Terrorisme, Libye, commerce parallèle... voici quelques uns des fléaux de l'économie tunisienne. Au lendemain des attaques de Tunis qui ont visé le tourisme, secteur clé du pays, L'Express s'est entretenu avec Wided Bouchamaoui, patronne des patrons tunisiens.
24 heures après les attaques au musée du Bardo à Tunis, le pays se mobilise. Les autorités font preuve de fermeté pour montrer que la vie continue, et le milieu des affaires n'échappe pas à la règle. Wided Bouchamaoui, présidente de l'Utica, seule organisation patronale du pays (150 000 entreprises adhérentes) se projette sur les défis de la jeune démocratie tunisienne.
Entretien avec l'une des femmes les plus influentes du continent.
Quelle est la situation au lendemain de l'attaque du musée Bardo à Tunis?
Wided Bouchamaoui: La vie reprend, on est là, au travail. Mais je pense qu'il faut se poser la question du pourquoi ces terroristes ont touché la culture et le tourisme, deux secteurs qui font vivre beaucoup de gens ici. Nous sommes une exception dans le printemps arabe, la seule vraie démocratie.
Alors oui, c'est un coup dur porté à l'économie tunisienne mais nous resterons toujours forts. Nous avons besoin d'être solidaires, que l'on oublie nos divergences. Mais nous avons aussi besoin de la solidarité internationale pour que réussisse cette démocratie. Il faut que les touristes et les investisseurs reviennent.

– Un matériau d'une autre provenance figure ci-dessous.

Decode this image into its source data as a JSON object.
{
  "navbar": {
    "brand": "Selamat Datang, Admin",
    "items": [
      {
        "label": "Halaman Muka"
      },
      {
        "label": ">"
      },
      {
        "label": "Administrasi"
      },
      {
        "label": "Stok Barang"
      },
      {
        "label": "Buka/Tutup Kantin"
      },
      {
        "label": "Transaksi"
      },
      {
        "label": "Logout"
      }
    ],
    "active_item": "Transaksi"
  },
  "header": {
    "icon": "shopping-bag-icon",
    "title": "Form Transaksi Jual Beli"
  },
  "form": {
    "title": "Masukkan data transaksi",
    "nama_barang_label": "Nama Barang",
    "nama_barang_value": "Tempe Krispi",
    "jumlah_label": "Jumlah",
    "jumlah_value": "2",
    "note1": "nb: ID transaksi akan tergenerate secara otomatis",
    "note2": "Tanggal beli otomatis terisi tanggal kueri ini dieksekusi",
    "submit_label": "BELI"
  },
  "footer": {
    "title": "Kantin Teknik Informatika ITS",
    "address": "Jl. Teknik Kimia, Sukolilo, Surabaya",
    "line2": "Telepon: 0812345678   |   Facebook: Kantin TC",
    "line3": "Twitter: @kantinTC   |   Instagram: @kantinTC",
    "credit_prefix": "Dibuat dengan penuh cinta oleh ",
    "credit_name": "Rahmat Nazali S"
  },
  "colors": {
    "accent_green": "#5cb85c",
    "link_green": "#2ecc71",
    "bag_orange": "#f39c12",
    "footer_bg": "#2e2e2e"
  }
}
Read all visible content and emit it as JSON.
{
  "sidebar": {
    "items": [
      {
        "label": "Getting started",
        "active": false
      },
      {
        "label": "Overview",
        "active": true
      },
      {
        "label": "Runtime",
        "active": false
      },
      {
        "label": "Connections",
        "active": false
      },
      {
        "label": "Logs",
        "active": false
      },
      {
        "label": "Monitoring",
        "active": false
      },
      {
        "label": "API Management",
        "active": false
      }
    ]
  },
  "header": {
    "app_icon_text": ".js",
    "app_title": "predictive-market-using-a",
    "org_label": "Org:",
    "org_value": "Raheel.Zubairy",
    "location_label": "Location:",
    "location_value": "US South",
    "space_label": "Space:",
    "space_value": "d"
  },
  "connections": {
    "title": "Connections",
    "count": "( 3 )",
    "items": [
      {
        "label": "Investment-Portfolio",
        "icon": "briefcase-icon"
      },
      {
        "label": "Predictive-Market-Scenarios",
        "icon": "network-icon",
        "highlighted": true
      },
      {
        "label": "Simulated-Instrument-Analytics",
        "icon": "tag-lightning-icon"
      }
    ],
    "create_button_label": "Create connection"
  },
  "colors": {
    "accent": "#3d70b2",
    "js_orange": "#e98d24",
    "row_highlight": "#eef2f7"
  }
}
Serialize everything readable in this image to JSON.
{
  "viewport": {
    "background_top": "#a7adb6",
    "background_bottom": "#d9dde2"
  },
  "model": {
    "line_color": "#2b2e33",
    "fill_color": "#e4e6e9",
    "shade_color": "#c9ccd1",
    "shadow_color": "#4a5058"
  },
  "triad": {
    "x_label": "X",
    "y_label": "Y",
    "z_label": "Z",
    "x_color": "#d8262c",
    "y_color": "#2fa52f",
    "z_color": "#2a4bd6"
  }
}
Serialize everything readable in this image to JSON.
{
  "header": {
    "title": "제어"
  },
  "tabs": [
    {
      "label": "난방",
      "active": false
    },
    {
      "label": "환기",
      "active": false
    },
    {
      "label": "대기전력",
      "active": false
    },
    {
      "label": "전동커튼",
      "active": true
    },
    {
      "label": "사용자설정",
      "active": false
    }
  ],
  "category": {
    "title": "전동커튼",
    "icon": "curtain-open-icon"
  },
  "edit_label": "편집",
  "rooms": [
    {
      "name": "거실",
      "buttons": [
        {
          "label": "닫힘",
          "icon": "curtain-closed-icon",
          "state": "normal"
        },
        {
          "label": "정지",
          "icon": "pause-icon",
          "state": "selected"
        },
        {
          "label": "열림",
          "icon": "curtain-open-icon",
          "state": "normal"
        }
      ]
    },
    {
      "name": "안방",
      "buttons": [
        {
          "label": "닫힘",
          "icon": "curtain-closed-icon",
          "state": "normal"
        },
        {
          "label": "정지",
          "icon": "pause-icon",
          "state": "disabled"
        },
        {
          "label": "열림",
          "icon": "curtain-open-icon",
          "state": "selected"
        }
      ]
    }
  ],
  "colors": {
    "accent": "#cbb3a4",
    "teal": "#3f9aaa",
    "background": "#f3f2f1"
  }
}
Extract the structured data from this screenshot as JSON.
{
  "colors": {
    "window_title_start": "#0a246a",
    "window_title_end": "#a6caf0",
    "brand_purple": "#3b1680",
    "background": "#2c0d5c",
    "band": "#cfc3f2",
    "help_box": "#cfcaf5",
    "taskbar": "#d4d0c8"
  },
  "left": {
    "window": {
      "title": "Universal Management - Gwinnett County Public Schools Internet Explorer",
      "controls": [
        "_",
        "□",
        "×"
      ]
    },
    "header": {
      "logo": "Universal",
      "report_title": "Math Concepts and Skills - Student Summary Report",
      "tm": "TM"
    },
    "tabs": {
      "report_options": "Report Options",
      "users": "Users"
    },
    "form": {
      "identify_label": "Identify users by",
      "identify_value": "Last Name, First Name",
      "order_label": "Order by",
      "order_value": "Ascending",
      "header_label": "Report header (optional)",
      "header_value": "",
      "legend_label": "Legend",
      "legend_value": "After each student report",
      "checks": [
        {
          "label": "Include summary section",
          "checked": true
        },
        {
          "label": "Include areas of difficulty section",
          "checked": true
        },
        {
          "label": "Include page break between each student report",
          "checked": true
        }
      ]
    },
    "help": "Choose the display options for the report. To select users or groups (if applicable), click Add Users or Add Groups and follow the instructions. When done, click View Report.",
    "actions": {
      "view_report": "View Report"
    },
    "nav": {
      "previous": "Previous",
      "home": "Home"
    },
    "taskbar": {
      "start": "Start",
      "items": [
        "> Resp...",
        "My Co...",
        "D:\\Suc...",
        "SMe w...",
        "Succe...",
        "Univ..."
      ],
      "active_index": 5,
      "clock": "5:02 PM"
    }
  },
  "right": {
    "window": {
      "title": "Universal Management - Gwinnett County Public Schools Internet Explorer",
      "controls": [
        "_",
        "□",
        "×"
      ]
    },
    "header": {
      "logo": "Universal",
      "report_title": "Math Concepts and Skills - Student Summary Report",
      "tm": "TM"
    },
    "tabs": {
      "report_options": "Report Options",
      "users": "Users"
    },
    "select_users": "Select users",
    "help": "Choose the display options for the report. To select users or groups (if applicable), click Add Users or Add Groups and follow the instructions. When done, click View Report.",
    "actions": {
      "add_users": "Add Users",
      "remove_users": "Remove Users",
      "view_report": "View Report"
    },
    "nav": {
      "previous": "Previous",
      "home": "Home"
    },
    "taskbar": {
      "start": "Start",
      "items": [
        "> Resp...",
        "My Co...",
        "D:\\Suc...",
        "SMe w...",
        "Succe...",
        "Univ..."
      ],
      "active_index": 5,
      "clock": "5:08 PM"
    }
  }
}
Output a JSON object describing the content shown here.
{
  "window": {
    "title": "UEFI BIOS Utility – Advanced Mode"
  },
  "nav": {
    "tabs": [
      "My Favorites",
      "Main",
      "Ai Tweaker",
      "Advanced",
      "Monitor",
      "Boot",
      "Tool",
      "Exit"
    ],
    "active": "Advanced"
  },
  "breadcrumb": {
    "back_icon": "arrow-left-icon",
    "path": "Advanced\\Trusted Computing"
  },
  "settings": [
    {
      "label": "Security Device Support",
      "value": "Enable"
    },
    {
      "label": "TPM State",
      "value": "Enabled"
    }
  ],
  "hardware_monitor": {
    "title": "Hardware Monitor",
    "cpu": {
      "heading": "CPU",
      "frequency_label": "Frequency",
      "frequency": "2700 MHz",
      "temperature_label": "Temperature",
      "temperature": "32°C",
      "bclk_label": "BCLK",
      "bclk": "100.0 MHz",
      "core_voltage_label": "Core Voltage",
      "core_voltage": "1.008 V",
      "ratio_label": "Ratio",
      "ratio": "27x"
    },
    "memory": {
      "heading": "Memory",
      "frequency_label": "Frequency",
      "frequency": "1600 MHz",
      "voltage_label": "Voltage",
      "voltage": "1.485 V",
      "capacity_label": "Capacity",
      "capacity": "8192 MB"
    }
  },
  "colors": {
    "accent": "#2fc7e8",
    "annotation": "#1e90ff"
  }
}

Parce qu'ils ont déserté le pays?
Non, mais il est important qu'ils ne partent pas. Nous avons sur notre territoire 3 300 entreprises étrangères. Un petit nombre a quitté le pays, essentiellement pour des raisons économiques. Mais la majorité continue d'investir et croit dans la situation géographique du pays, ainsi que dans sa main d'oeuvre qualifiée. Depuis la Révolution, nous n'avons pas senti un véritable fléchissement des investissements. Nous avons un gouvernement stable, pour cinq ans, et des réformes sont en cours sur le plan économique.
On craint beaucoup pour le tourisme, un des piliers de l'économie tunisienne. Quels autres secteurs peuvent être impactés avec ces attaques?
Derrière le tourisme, il y a d'autres secteurs qui risquent de souffrir. A commencer par l'artisanat qui fait vivre 400 000 personnes (soit autant que le tourisme, ndlr). Et justement, le client ''number one'' de l'artisanat, c'est le touriste. Ce secteur est très important car il fait travailler des gens dans leurs régions et pas que dans la capitale. L'artisanat, c'est vraiment le premier secteur de l'économie tunisienne.
Quels sont les difficultés de cette économie?
Depuis la Révolution, jusqu'ici, nous avons une meilleure transparence mais il reste des failles, comme la qualité de nos services ou la productivité. Il nous faut prendre conscience que l'on doit améliorer ces points.
A côté de la baisse du pouvoir d'achat, notre fléau c'est l'essor du commerce parallèle. Nous avons besoin d'une autorité forte de l'Etat. Cette économie parallèle, c'est 50% des échanges commerciaux, c'est énorme. De plus, il est impératif de trouver une solution sur ce qui se passe en Libye. La communauté internationale n'en fait pas assez. Nous n'avons pas de moyens pour lutter contre la contrebande, pour surveiller nos frontières. Nous voulons du concret.
Quelle est la situation au sein des entreprises?
Il faut moins de tension sociale. C'est le moment ou jamais de ne pas alourdir la facture, de ne pas être trop exigeant sur les revendications, même si certaines sont réelles et nécessaires. Il faut patienter un peu, ne pas couper l'élan économique.
Où se situe l'avenir de l'économie tunisienne, vers l'Europe ou vers l'Afrique?
Le marché traditionnel, c'est l'Europe et on va essayer de le conserver malgré la crise. Pour nous, c'est un acquis important, mais il ne faut pas rester les bras croisés. On oublie parfois que nous sommes africains et que l'on peut devenir un hub des échanges entre l'Europe et l'Afrique. Nous voulons être des partenaires, une passerelle entre les deux continents. Pour le tourisme d'affaires bien sûr, mais aussi pour la santé qui est un enjeu important. Ça bouge en Afrique. Les Turcs et les Chinois investissent beaucoup, chacun prend sa part, pourquoi pas nous?